You wouldn’t hire an employee and leave them alone for a few months in the hopes of achieving results, right? Commission is both a motivator and demotivator. I’ll explain…
Because of my work helping brands scale up their retail presence in North American, they often ask “what connections do you have?” or “what retailers do you specialize in?“. While seemingly important, these are not the right questions to ask.
Any brand can hire a sales rep or sales rep group. Tons of accelerators, incubators, and organizations also exist to get you in front of potential buyers. Getting a “connection” is not overly difficult with enough effort and determination. The difficult part is developing an appropriate channel strategy, finding the right people, supplying reps with the right materials, and actively engaging with them (i.e gaining their mind share).
How could commission ever be a demotivator? Imagine hiring Susan the sales rep to approach Best Buy. As a lesser-known brand it can take her anywhere from 4 to 12 months to get you placed in stores or even in front of a buyer depending on your retail-readiness. How long would you work for free for a brand that likely won’t be pushing a ton of volume anytime soon?

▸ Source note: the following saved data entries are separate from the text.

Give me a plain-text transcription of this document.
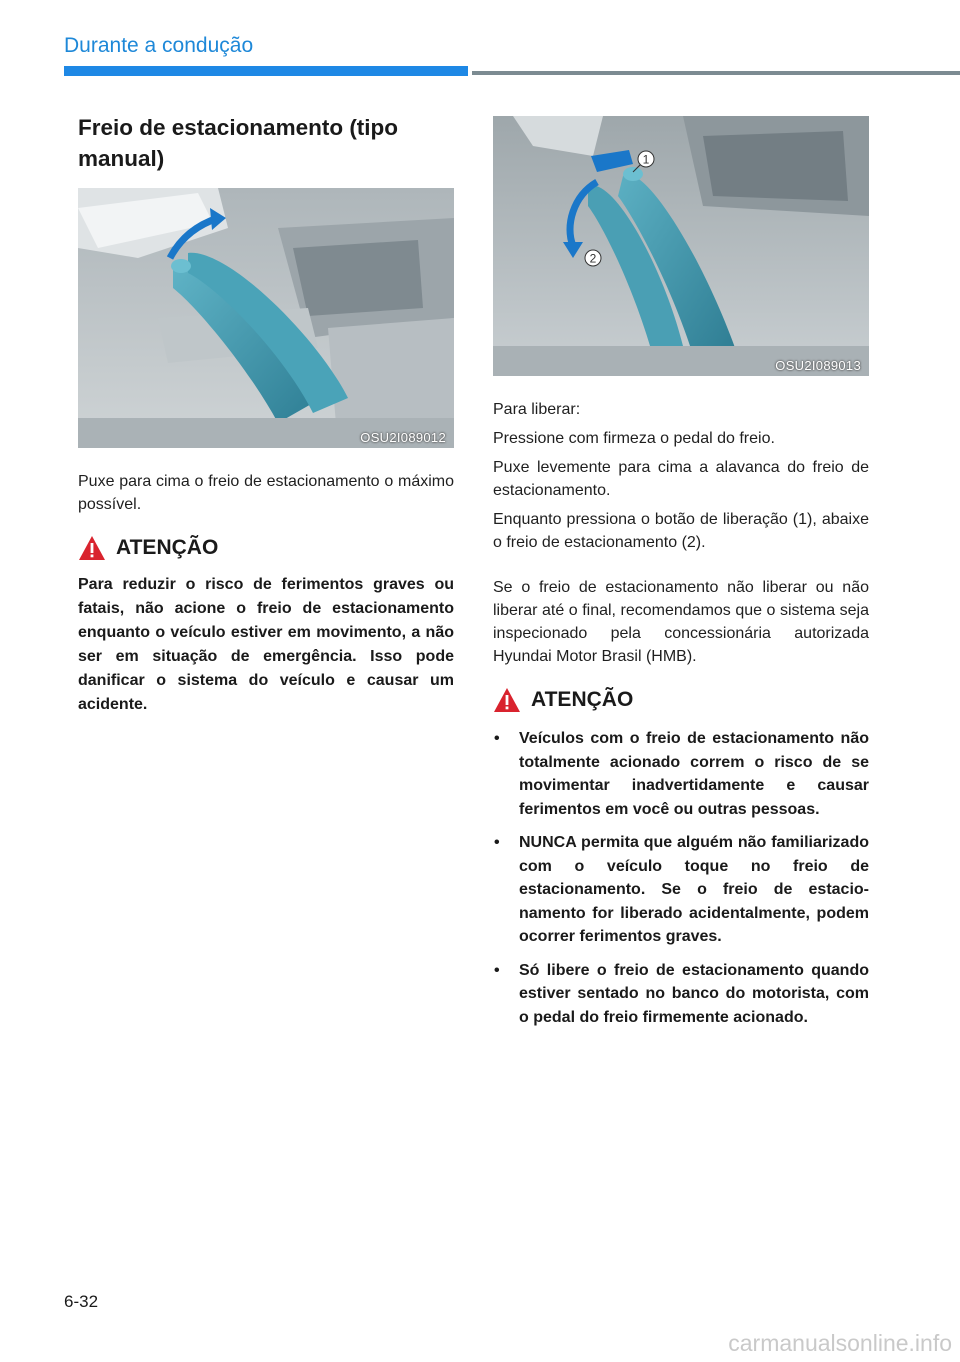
Durante a condução
Freio de estacionamento (tipo manual)
OSU2I089012

Puxe para cima o freio de estacionamento o máximo possível.

ATENÇÃO

Para reduzir o risco de ferimentos graves ou fatais, não acione o freio de estacionamento enquanto o veículo estiver em movimento, a não ser em situação de emergência. Isso pode danificar o sistema do veículo e causar um acidente.

1
2
OSU2I089013

Para liberar:

Pressione com firmeza o pedal do freio.

Puxe levemente para cima a alavanca do freio de estacionamento.

Enquanto pressiona o botão de liberação (1), abaixe o freio de estacionamento (2).

Se o freio de estacionamento não liberar ou não liberar até o final, recomendamos que o sistema seja inspecionado pela concessionária autorizada Hyundai Motor Brasil (HMB).

ATENÇÃO
• Veículos com o freio de estacionamento não totalmente acionado correm o risco de se movimentar inadvertidamente e causar ferimentos em você ou outras pessoas.
• NUNCA permita que alguém não familiarizado com o veículo toque no freio de estacionamento. Se o freio de estacionamento for liberado acidentalmente, podem ocorrer ferimentos graves.
• Só libere o freio de estacionamento quando estiver sentado no banco do motorista, com o pedal do freio firmemente acionado.
6-32
carmanualsonline.info
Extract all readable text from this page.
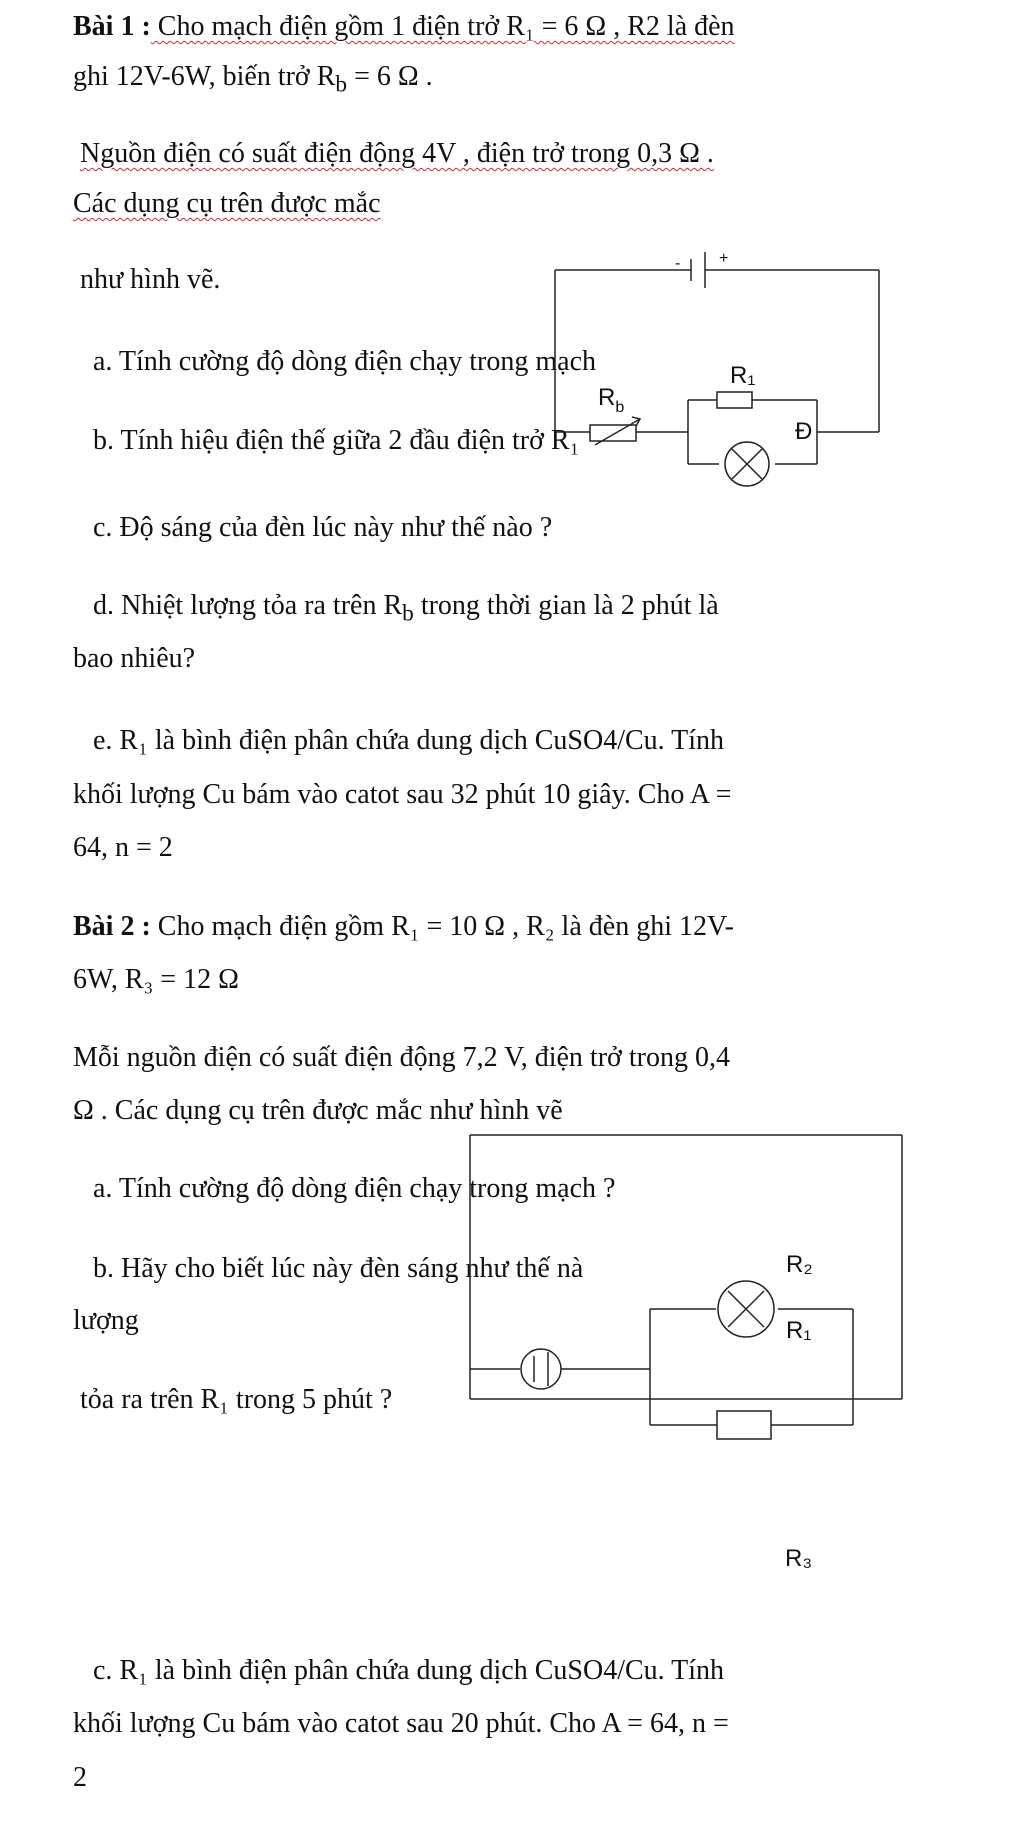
Bài 1 : Cho mạch điện gồm 1 điện trở R₁ = 6 Ω , R2 là đèn
ghi 12V-6W, biến trở $R_b = 6$ Ω .
Nguồn điện có suất điện động 4V , điện trở trong 0,3 Ω .
Các dụng cụ trên được mắc
như hình vẽ.
a. Tính cường độ dòng điện chạy trong mạch
b. Tính hiệu điện thế giữa 2 đầu điện trở R₁
c. Độ sáng của đèn lúc này như thế nào ?
d. Nhiệt lượng tỏa ra trên $R_b$ trong thời gian là 2 phút là
bao nhiêu?
e. R₁ là bình điện phân chứa dung dịch CuSO4/Cu. Tính
khối lượng Cu bám vào catot sau 32 phút 10 giây. Cho A =
64, n = 2
Bài 2 : Cho mạch điện gồm R₁ = 10 Ω , R₂ là đèn ghi 12V-
6W, R₃ = 12 Ω
Mỗi nguồn điện có suất điện động 7,2 V, điện trở trong 0,4
Ω . Các dụng cụ trên được mắc như hình vẽ
a. Tính cường độ dòng điện chạy trong mạch ?
b. Hãy cho biết lúc này đèn sáng như thế nà
lượng
tỏa ra trên R₁ trong 5 phút ?
c. R₁ là bình điện phân chứa dung dịch CuSO4/Cu. Tính
khối lượng Cu bám vào catot sau 20 phút. Cho A = 64, n =
2
- +
$R_b$
R₁
Đ
R₂
R₁
R₃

Without supporting and motivating your sales network (distributors included) you’ll be wasting months in the future rather than spending a few days each month to communicate.
Mind Share Mindset
Putting mind share first puts brands in a better position for long-term growth. Brands who rely too heavily upon distributors or sales reps are putting themselves at much greater risk without the right amount of support.
We see this all the time when brands establish a national retail presence only to fold in on themselves due to a lack of demand, financial stability, and poor operational management of reseller channels.